A 13-year-old boy has confessed to killing another child of the same age in Germany. Police say the motive and the object used remain unknown. German law for under-14s perscribes supervision and not criminal punishment.

Police said the suspect had been sent to a psychiatric facility on Thursday after admitting hitting his friend Fabian over the head with an object.

Fabian had gone missing on Sunday, triggering a manhunt. Searchers found his body on Monday in the outskirts of the small town of Bad Schmiedeberg in the eastern German state of Saxony-Anhalt.

The case raises questions over culpability. Under German law, children under the age of 14 are not regarded as criminally liable. Responsibility lies instead with their parents, legal guardian or the local youth welfare office.

Liability from 18

Full criminal liability applies only from the age of 18.

"If convicted, the boy's actions won't pass without consequence," said Rudolf Egg, who heads the German Institute of Criminology in Wiesbaden.

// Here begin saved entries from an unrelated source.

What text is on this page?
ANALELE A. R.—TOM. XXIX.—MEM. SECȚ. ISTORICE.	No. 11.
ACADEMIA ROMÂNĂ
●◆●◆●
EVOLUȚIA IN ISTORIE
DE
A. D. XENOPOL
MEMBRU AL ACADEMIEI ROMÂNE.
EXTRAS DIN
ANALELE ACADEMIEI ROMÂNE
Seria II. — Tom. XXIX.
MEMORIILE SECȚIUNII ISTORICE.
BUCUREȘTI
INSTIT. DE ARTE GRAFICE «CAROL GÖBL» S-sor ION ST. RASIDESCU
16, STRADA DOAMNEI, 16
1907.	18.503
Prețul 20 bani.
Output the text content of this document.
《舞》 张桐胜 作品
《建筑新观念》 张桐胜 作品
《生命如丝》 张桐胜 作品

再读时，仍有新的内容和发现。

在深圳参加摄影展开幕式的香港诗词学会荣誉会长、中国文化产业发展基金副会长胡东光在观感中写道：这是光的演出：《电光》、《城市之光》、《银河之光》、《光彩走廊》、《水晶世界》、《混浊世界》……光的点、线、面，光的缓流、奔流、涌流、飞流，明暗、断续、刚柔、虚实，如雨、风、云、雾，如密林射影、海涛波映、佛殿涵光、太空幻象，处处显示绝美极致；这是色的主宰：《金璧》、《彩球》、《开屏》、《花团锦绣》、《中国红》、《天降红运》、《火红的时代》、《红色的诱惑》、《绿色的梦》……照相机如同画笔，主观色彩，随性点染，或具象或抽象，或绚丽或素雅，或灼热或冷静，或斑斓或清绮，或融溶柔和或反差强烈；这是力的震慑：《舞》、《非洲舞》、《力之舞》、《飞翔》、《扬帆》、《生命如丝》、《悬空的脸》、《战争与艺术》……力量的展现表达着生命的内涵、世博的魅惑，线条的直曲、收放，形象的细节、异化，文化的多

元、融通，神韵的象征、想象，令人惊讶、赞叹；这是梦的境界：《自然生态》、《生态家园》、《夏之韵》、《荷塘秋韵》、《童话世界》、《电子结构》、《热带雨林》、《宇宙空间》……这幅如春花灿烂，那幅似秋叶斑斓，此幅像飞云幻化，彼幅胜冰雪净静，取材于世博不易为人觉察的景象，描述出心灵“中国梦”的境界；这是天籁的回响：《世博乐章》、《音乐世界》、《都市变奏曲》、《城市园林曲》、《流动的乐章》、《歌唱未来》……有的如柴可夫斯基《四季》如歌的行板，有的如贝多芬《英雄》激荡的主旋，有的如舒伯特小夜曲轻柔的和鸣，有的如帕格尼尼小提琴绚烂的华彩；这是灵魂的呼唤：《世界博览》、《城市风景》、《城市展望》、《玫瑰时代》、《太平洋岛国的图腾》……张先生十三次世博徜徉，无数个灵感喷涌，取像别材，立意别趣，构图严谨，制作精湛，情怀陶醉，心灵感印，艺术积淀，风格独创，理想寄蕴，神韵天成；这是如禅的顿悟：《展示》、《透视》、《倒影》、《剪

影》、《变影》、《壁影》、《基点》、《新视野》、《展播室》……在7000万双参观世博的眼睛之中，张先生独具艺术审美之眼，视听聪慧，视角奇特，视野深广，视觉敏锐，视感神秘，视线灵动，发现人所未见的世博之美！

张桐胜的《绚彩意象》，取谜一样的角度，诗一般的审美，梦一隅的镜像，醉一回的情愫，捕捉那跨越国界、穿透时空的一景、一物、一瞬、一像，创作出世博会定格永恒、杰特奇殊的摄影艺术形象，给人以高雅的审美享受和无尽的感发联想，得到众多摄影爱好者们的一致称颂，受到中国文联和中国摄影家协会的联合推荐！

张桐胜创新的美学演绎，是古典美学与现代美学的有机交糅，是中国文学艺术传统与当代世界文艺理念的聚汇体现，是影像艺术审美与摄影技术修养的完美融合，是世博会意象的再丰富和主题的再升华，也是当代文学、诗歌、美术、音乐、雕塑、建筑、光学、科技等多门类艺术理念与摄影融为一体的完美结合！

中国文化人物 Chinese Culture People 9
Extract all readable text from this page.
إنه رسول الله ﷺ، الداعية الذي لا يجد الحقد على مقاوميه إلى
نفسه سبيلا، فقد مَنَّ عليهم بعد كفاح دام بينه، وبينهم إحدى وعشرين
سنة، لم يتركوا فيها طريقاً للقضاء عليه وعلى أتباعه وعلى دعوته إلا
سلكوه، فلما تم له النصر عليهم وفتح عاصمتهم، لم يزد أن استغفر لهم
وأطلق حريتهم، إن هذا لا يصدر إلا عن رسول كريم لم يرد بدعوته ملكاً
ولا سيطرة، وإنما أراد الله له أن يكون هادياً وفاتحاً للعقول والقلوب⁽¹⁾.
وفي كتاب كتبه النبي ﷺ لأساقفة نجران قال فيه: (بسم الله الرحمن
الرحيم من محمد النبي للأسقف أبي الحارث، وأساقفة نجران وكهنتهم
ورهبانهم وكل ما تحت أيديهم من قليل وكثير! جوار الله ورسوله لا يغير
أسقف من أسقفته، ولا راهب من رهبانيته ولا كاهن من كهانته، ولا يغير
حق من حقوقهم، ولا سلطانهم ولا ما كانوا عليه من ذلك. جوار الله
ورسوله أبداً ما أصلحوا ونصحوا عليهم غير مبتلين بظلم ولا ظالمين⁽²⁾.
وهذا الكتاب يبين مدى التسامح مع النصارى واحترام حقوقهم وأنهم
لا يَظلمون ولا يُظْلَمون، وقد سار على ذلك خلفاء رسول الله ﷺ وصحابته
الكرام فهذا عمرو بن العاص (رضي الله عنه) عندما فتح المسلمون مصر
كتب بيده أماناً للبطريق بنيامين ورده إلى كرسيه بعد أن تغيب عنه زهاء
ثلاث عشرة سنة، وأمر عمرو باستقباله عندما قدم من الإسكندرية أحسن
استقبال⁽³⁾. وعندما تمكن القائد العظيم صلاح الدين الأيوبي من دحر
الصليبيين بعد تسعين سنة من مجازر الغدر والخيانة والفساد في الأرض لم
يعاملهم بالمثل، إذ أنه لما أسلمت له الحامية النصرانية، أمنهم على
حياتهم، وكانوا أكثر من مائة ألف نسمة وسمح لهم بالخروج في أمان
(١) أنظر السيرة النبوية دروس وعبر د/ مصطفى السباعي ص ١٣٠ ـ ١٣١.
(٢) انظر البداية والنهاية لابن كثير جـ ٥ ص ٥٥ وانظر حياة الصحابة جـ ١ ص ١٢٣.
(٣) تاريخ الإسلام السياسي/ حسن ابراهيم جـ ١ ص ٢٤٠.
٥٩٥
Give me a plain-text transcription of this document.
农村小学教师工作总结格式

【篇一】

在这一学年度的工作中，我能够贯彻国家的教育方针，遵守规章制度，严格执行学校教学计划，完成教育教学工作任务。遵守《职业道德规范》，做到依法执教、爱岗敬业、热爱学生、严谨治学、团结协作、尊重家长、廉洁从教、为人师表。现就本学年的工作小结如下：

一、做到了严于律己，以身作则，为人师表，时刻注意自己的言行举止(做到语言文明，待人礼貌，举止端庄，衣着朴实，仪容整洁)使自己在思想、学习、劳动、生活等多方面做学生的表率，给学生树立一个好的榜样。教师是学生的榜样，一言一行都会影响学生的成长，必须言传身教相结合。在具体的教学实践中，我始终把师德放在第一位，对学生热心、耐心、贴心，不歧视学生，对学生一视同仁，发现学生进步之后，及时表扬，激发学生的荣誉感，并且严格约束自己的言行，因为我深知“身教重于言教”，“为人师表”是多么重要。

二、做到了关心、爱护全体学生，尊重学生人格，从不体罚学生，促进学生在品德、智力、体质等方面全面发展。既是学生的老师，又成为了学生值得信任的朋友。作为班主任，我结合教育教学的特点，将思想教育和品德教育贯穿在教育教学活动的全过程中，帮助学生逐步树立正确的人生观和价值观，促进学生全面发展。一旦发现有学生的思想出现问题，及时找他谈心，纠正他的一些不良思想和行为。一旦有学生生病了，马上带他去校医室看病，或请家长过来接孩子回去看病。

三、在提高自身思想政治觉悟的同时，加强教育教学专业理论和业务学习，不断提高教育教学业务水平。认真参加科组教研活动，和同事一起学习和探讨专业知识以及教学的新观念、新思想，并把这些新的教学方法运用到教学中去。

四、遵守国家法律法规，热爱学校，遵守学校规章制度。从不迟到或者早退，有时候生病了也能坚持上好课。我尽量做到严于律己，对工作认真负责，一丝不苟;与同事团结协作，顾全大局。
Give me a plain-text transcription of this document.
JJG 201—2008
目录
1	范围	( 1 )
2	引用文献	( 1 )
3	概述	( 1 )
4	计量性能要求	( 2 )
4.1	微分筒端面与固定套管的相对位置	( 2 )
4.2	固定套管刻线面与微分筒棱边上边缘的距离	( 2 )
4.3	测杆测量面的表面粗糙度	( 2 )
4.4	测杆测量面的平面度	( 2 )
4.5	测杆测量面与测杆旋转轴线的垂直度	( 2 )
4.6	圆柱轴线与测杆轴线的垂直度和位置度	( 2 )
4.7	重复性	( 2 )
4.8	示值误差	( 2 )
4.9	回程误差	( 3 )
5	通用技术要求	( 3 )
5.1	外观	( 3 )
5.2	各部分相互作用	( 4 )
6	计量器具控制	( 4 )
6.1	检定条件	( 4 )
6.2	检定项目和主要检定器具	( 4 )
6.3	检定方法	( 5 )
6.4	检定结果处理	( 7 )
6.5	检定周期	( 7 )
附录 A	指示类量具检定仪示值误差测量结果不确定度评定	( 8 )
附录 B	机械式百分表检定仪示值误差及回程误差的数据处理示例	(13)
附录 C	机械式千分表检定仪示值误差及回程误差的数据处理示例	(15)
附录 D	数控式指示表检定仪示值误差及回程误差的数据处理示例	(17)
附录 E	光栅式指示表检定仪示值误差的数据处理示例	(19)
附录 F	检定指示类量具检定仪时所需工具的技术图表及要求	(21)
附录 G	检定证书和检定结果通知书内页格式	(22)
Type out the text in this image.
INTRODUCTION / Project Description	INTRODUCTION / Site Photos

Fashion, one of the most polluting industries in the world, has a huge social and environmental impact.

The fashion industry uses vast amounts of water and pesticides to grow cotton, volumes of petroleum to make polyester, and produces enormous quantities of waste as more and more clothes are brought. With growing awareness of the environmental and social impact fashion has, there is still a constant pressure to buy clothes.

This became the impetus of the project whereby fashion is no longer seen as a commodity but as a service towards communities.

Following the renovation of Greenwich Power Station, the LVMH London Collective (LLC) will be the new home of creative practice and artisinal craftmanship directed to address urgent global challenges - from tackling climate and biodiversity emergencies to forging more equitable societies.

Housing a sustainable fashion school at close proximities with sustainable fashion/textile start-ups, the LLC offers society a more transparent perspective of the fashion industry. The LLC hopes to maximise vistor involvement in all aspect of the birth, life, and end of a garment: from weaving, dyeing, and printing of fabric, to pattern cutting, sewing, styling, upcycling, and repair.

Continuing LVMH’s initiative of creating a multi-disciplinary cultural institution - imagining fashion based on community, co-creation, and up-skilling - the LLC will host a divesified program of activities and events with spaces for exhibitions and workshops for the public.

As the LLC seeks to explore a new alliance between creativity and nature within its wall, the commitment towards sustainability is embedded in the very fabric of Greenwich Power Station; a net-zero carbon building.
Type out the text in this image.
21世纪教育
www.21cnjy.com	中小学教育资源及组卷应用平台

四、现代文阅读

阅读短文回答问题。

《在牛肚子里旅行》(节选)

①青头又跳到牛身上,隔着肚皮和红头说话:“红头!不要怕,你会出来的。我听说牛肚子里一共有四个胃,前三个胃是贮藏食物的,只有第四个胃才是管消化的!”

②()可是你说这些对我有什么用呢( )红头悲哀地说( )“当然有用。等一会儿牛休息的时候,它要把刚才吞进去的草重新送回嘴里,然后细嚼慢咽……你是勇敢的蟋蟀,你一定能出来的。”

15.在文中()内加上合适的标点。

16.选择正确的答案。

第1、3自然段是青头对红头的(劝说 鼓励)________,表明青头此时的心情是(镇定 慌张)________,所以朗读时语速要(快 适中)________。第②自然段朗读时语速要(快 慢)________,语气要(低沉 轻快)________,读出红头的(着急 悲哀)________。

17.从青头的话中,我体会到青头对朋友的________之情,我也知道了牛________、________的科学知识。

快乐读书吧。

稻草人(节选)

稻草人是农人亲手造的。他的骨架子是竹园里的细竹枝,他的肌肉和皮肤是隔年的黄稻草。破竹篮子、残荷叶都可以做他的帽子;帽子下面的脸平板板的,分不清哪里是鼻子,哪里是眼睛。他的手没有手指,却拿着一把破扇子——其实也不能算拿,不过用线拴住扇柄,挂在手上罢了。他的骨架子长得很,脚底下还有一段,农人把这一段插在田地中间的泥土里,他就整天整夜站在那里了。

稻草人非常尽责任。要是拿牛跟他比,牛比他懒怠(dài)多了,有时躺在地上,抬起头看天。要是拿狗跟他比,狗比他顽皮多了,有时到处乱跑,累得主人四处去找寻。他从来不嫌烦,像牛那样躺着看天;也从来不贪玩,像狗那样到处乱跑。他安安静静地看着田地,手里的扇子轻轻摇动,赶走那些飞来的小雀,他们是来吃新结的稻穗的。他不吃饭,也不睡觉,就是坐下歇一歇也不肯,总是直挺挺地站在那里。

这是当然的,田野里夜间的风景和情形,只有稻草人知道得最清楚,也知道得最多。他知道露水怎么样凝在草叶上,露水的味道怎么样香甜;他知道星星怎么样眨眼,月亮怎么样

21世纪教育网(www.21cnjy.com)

"The age restriction doesn't mean that youths don't have a sense of guilt or don't realize what they are doing," he said, before adding that murders involving under-age juveniles occurred perhaps once a year in Germany, and, if so, usually between siblings.

Residents shocked

Bad Schiedeberg's mayor, Stefan Dammhayn, said residents were shocked, especially by the young age of the victim and the suspect.

"The town has 4,200 residents and at that scale people know one another," said Dammhayn.

District chief administrator Jürgen Dannenberg said neither of the two boys had previously come to the attention of authorities.